"This song is called 'Fanfare for the Common Man,' and it's for you guys!" declared Peter Parker frontman Matthew Parker.
This song was played in ¾ count, an indie-rock waltz, a distorted, crescendo-ed waltz. It started off a bit plodding, ahhh, then it picked up, and away we go… Wait. Then it was plodding, plus crescendo. Then quieter again. Then… crash! crash! crash! BOOM!!!
My reviews today are growing increasingly onomatopoeic.
I overheard some old guy in the audience say to his friend, "This all sounds like noise to me." Another friend of a friend told me earlier that day that the Block Party never had good music, because, "All they play is grunge." Interestingly, the next song Peter Parker played was titled "The Aesthetic of Dumb." So that was nice.

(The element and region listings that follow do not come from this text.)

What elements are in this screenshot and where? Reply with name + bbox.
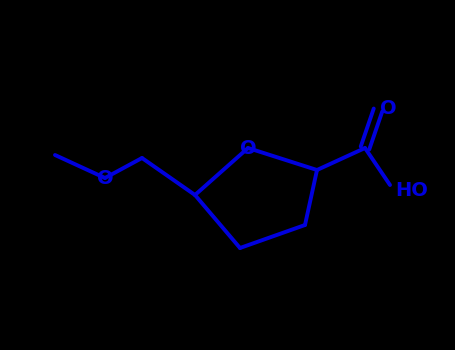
Text: O: O: [96, 168, 113, 188]
Text: HO: HO: [395, 181, 428, 199]
Text: O: O: [240, 139, 256, 158]
Text: O: O: [379, 98, 396, 118]
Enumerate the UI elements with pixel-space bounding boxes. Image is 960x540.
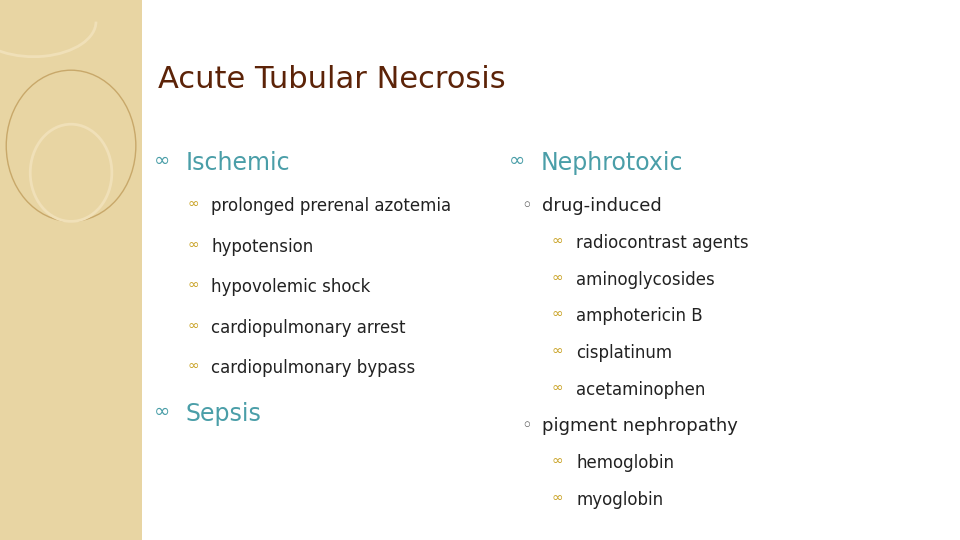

I like these guys. The guitar sounds clean, the melodies are nice, and they have a chick on bass. You know I dig that. My favorite part of the show (well, as much of the show as I caught) was when I wandered towards the stage. Along the front row, all these cute underaged girls were singing their little hearts out. They knew every word. I just glowed looking at them; I felt wistful for an adolescence I never had. How exciting it must be to adore a local band so much, and to then attend shows at such small venues!
I wish my teenaged friends and I had had such musical abundance, and had been able to see live local music. Instead we went to the mall a lot and listened to classic rock. As I stood there, I grew increasingly thankful for the Vera Project, and contemplated the impact they will have on the region, inspiring budding young musicians. I can't wait to see what these kids are going to grow up to play, with influences like Peter Parker and all the other great local bands on the Vera Stage.